このシリーズ、巨人・原辰徳監督は相手に流れが向くのを嫌い、早めの継投でそれを阻止してきた。第5戦も先発の上原を早めに見切りをつけることで勝利に結びつけ、この日においても3安打1失点の内海哲也を5回1/3でベンチに下げた。そんな先手必勝の野球を最後に後手へ回らせたのは、第6戦にロングリリーフした埼玉西武・岸孝之と第7戦に中継ぎ登板した涌井秀章らの存在があったからだろう。 岸は第4戦に先発し4安打完封、涌井は第1戦に先発し8回を1安打1失点。苦手意識が残る2人の先発を、惜しげもなく中継ぎとして投入してくることで巨人ベンチに迷いを与えたのではなかったか。
自分の理想を常に追求した渡辺監督
「(日本シリーズは)調子のいい順で使っていく」
「短期決戦の戦い方もあるにはあったんだけど、出す場面がなかったので最後までとっておきます」
日本シリーズ開幕前にそう宣言した渡辺監督。一見、奇策と思えるさい配も、実は誰もが納得できる最良の策だったのだ。

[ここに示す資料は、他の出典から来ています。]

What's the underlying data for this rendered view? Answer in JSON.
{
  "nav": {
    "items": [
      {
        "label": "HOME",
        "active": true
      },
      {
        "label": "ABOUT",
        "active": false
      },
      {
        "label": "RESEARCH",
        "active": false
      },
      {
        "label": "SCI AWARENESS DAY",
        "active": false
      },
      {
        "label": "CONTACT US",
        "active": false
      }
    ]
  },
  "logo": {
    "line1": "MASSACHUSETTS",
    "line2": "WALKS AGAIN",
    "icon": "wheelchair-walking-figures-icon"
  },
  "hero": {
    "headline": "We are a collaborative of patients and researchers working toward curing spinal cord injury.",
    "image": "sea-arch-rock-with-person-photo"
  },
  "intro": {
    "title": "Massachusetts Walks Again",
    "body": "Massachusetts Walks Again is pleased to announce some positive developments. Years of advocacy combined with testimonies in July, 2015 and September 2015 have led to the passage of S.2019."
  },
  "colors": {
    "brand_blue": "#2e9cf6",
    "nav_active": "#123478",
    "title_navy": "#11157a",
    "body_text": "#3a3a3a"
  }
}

ファームの監督からスタートして4年。信念を曲げず、自分の理想とするものを常に追求した。その結果、チームはひとつになり球団が西武になってチーム創設30周年というメモリアルイヤーに華を添えることもできた。昨年の秋、渡辺監督の一言に心中を決めた“デーブ”大久保コーチが言う。
「このチームはこれが終着点じゃない。まだまだ伸びていくんです」
新たな常勝軍団の伝説がここから始まる。そんな気がした。伝説がスタートした1983年の日本シリーズと同じ星取り、同じスコアで決着したのも最後に付け加えておきたい。